Importance of Dynamic Platelet Changes in Surgical Sepsis: Association with ICU Mortality and Correlation with White Blood Cell Count
Authors/Creators
- 1. Senior Consultant Surgeon, No. (1) Military Hospital (700-Bedded), Pyin Oo Lwin, Myanmar.
- 2. Senior Consultant Surgeon, Directorate of Medical Services, Nay Pyi Taw, Myanmar.
- 3. Rector and Senior Consultant Surgeon, Defence Services Medical Academy, Yangon, Myanmar.
Description
Background: Platelet consumption and leukocyte activation are integral to the host response in sepsis, yet the prognostic relevance of serial platelet and white blood cell (WBC) trends in surgical septic patients admitted to the intensive care unit (ICU) remains clinically important. This study evaluated whether platelet indices and WBC indices were associated with ICU mortality in adult surgical septic patients.
Objective: To evaluate the association between platelet count and ICU mortality and to correlate platelet and WBC measures among surgical septic patients admitted to intensive care unit.
Methods: This is a single-center hospital-based observational analytical study that included 57 patients with surgical sepsis who were admitted to the intensive care unit (ICU) at No. (1) Military Hospital (700 bedded), Pyin Oo Lwin, from 01/01/2025 to 31/12/2025. Admission values were defined as ICU Day 1 (D1). Platelet nadir was the lowest platelet count recorded from ICU Day 1 to ICU Day 14, and peak WBC was the highest WBC recorded over the same period. The primary endpoint was intra-ICU mortality. Additional derived variables were absolute platelet fall, absolute WBC rise, timing of platelet nadir, and timing of WBC peak. Continuous variables were summarized as median and interquartile range (IQR), compared using the Mann-Whitney U test, and correlations were assessed using Spearman rho. Categorical variables were compared using Fisher exact test or chi-square test where appropriate. Receiver operating characteristic (ROC) analysis with the Youden index was used to identify optimal cut-offs for ICU mortality prediction. A predefined combined platelet-WBC risk group was additionally tested using platelet nadir <=90 x10^9/L and peak WBC >=22.3 x10^9/L. Statistical analysis was performed using IBM SPSS Statistics version 28.0.

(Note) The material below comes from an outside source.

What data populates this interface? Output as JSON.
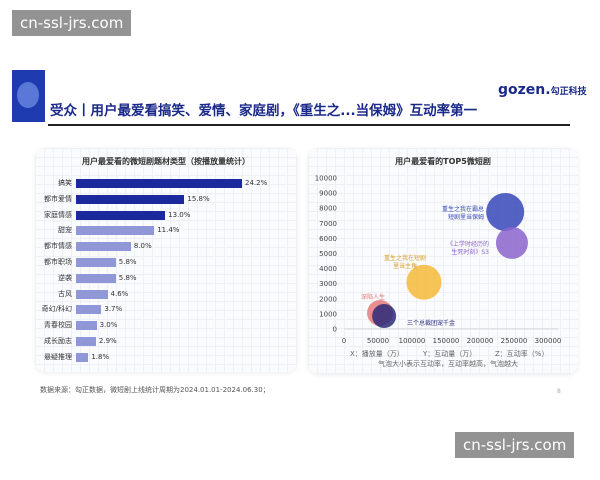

Results: Of the 57 patients, 22 died in ICU, yielding an ICU mortality of 38.6%. Non-survivors were older than survivors (median age 58.0 (35.0-68.0) vs 47.0 (40.0-52.0), p = 0.039) and had longer ICU stays (10.0 (6.0-17.0) vs 6.0 (3.0-8.0), p = 0.002). The admission platelet count was lower in non-survivors, but the difference was not statistically significant (median 140.0 (104.0-222.0) vs 160.0 (133.0-380.0), p = 0.222). Platelet nadir was markedly lower in non-survivors (37.5 (20.0-81.5) vs 93.0 (79.0-165.5), p < 0.001), and the absolute platelet fall was greater (p = 0.027). The timing of platelet nadir occurred substantially later in non-survivors (median 6.0 (4.0-8.0) vs 2.0 (2.0-4.5), p < 0.001). Mortality increased across platelet nadir categories (chi-square p = 0.002). Admission WBC did not differ significantly (p = 0.113), whereas peak WBC was significantly higher in non-survivors (32.1 (26.4-42.2) vs 20.5 (15.7-30.9), p = 0.002). In the overall, platelet nadir showed a weak inverse but non-significant correlation with peak WBC (rho -0.098, p = 0.469), whereas platelet nadir correlated positively with admission WBC (rho 0.325, p = 0.014). On ROC analysis, platelet nadir demonstrated the best platelet-based discrimination (AUC 0.768) with an optimal cut-off of 90.0 ×10^9/L, while peak WBC showed the best leukocyte-based discrimination (AUC 0.743) with a cut-off of 22.3 ×10^9/L. When these thresholds were combined, ICU mortality was 0.0% in the low-risk group, 29.2% in the intermediate-risk group, and 71.4% in the high-risk group (chi-square p < 0.001).
Conclusion: In surgical sepsis, dynamic hematologic markers outperformed admission values. A low platelet nadir and high peak WBC were each associated with ICU mortality, and their combination created clinically meaningful mortality risk stratification. Platelet trajectory, particularly the nadir and its delayed occurrence, deserves routine integration into the ICU sepsis assessment rather than reliance on a single admission platelet value.